Playing out of Penn Oaks Golf Club, Hammond and Commonwealth National Golf Club’s Karen Siegel, an assistant coach for the Penn women’s program, added an 80 to their opening-round 77 for a 157 total.
And I have to give a shout-out to one of the enduring figures on the women’s golf scene in the Philadelphia area. Merion Golf Club’s Liz Haines – she’s a 70-something these days – teamed up with Barbara Pagana of Huntsville Golf Club to win the Open Division of the PAGA Women’s Four-Ball Championship at West Shore.
Haines and Pagana opened with a 2-under 70 before adding a 2-over 74 for an even-par 144 total. Haines was 70 when she qualified for the U.S. Senior Women’s Amateur Championship three years ago at the Orchid Island Golf & Beach Club in Vero Beach, Fla. She was the runnerup in the 2004 U.S. Senior Women’s Amateur. Think about that. She was one of the best senior amateur players in the country 16 years ago and she’s still out there competing and winning.
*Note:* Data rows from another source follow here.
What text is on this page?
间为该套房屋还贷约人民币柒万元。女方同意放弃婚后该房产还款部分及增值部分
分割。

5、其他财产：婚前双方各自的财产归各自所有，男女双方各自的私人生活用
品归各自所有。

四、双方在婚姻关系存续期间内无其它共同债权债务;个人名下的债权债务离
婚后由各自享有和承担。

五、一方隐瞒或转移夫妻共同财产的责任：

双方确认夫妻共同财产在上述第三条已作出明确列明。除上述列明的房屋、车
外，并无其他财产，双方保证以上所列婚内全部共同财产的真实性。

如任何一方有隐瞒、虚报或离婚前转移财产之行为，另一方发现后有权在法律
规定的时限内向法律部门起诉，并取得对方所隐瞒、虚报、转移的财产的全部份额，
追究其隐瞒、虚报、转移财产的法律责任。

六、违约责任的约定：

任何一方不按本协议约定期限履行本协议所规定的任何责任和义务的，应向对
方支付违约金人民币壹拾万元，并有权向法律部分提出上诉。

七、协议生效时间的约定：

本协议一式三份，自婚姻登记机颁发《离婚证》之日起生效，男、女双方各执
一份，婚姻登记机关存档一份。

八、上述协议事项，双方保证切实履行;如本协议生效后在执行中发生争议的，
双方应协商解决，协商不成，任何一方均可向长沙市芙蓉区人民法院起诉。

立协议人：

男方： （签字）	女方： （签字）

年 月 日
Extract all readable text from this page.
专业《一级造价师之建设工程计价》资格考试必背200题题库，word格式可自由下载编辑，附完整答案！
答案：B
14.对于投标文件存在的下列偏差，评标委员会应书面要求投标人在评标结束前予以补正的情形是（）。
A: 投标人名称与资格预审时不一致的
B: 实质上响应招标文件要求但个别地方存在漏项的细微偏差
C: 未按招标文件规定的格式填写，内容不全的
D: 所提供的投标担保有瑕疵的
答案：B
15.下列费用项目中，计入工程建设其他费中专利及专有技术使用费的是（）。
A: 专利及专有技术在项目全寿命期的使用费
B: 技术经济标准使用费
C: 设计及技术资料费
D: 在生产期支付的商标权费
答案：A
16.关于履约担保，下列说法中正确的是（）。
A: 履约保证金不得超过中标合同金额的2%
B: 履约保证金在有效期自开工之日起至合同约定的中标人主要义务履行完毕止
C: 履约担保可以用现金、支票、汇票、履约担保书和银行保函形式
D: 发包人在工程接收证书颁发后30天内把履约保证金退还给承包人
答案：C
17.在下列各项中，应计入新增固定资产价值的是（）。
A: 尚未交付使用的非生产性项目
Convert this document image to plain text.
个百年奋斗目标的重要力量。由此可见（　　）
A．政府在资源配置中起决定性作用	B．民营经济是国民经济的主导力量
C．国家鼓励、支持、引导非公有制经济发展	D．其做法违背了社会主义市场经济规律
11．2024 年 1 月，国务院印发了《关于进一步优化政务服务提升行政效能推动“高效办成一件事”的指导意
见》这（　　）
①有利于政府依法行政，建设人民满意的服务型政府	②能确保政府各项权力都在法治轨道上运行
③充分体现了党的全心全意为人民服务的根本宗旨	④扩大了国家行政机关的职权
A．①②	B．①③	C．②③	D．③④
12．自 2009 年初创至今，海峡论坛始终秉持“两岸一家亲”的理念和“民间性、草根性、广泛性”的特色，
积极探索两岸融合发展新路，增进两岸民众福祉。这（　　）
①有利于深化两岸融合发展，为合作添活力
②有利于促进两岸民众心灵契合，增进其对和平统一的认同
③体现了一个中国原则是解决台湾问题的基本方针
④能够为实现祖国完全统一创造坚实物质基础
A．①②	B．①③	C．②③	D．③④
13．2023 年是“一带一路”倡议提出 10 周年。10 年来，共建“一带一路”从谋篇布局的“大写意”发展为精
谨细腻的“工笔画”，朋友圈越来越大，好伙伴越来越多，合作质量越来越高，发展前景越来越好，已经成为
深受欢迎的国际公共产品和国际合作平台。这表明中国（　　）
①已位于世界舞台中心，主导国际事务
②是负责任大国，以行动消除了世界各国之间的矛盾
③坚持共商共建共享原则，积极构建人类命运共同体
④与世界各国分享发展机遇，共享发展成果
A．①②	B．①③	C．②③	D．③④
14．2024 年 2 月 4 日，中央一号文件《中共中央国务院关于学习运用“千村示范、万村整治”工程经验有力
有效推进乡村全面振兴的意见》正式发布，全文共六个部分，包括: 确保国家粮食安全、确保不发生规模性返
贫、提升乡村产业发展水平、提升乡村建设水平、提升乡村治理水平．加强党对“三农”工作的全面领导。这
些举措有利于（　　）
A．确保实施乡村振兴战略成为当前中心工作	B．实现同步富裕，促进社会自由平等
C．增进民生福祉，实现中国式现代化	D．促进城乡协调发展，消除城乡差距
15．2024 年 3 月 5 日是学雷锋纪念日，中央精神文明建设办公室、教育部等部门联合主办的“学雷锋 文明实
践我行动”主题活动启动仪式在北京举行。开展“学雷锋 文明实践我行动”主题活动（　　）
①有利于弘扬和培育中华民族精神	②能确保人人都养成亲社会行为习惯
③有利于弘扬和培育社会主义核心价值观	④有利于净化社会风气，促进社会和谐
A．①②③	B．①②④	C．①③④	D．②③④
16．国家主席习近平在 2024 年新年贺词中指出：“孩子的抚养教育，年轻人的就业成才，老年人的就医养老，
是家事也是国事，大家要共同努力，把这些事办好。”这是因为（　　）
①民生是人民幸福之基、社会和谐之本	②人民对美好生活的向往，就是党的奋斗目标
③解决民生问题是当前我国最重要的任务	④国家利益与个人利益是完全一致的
Beth Ward of the Royal Manchester Golf Links and Jennifer Donnelly of the Colonial Golf & Tennis Club finished two shots behind Haines and Pagana. After opening with a 77, Ward and Donnelly fired a 3-under 69 for a 2-over 146 total.
Sandy Cooper of The 1912 Club and Joanne Craft of Aronimink Golf Club and Amy Kennedy of the Country Club of York and Allison Long of Honeybrook Golf Club finished in a tie for third place at 4-over 148. Cooper and Craft added 1-over 73 to their opening-round 75 while Kennedy and Long opened with a 73 before finishing up with a 75.